If you inspect your secretmap file, you will see that it contains paths to the encrypted files:

$ cat moodle/secretmap.yaml
mariadb: overrides/mariadb.yaml
moodle: overrides/moodle.yaml
Update vars.yaml

It’s a good idea to respect DRY principle in your course files. For this purpose, we will utilize vars.yaml and define common cleartext variables:

# moodle/vars.yaml
namespace: default

database:
  user: moodle
  name: moodle
Deploy

Before deployment, we have to write the course:

# moodle/course.yaml
---
- name: Add bitnami repo
  helm:
    command: repo add bitnami https://charts.bitnami.com/bitnami

- name: Update helm repo
  helm:
    command: repo update

- name: Install MariaDB database
  helm:
    command: upgrade
    name: mariadb
    chart: bitnami/mariadb
    opts:
      - install
      - atomic
      - cleanup-on-fail
    args:
      namespace: "{{ namespace }}"
      version: 7.9.2
      values:
        - "{{ mariadb | secretmap }}"
      set:
        - "db.user={{ database.user }}"
        - "db.password={{ databasePassword }}"
        - "db.name={{ database.name }}"

- name: Install Moodle
  helm:
    command: upgrade
    name: moodle
    chart: bitnami/moodle
    opts:
      - install
      - atomic
      - cleanup-on-fail
    args:
      namespace: "{{ namespace }}"
      version: 8.1.1
      values:
        - "{{ moodle | secretmap }}"
      set:
        - "externalDatabase.user={{ database.user }}"
        - "externalDatabase.password={{ databasePassword }}"
        - "externalDatabase.database={{ database.name }}"
        - "externalDatabase.host=mariadb.{{ namespace }}.svc.cluster.local"

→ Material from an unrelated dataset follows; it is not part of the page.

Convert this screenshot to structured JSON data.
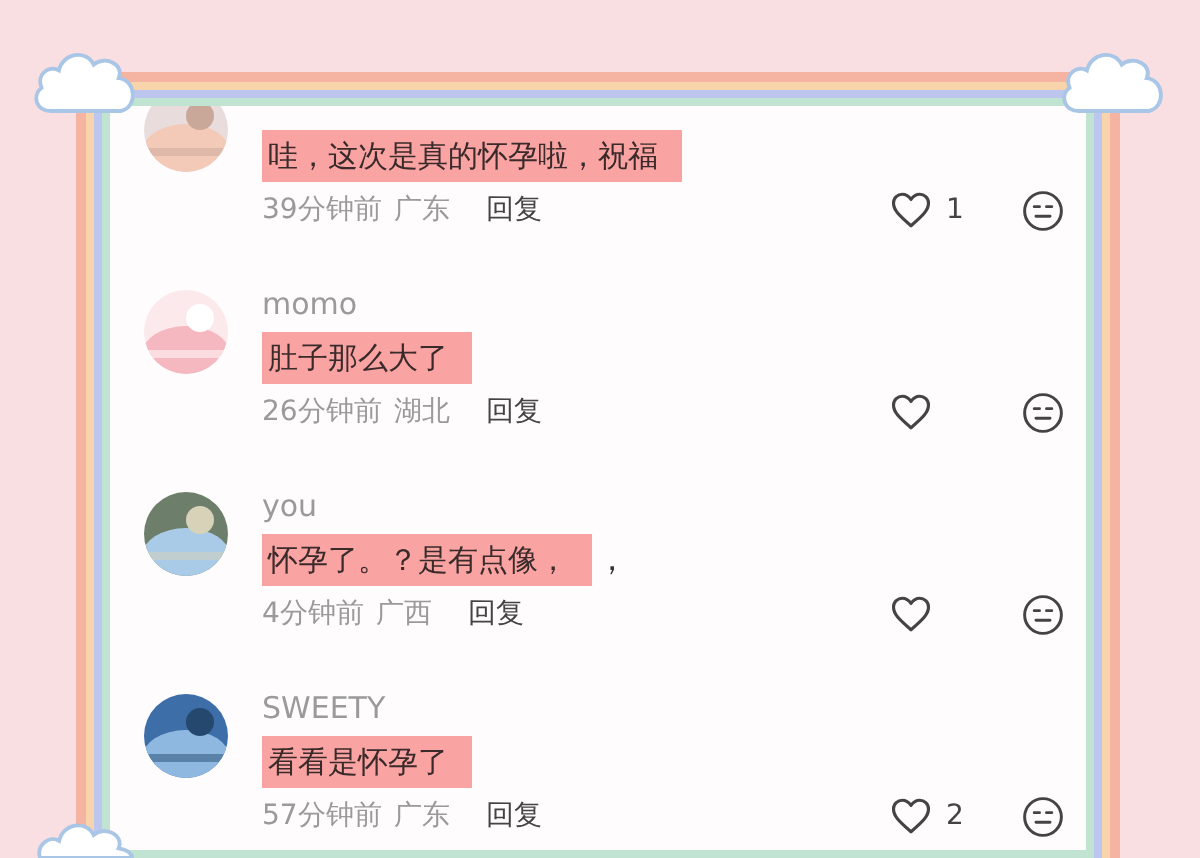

Finally apply changes to the cluster:

$ narrenschiff sail --set-course moodle/course.yaml
Verify

You can verify that Moodle is deployed by accessing it through your web browser:

$ minikube service moodle --url

Use minikube stop && minikube delete to stop and delete the cluster.

Contributor Guide

Contributing

Setup development environment

If you decide to contribute to the code base, you’ll first have to fork the project on GitHub, and then clone the project in the local environment. You’ll need a GitHub account in order to make a fork.

Make a clone of the repository, and install dependencies (just replace <your_github_username> with your actual GitHub username). This project is currently using pipenv to manage its dependencies. This could be changed in the future.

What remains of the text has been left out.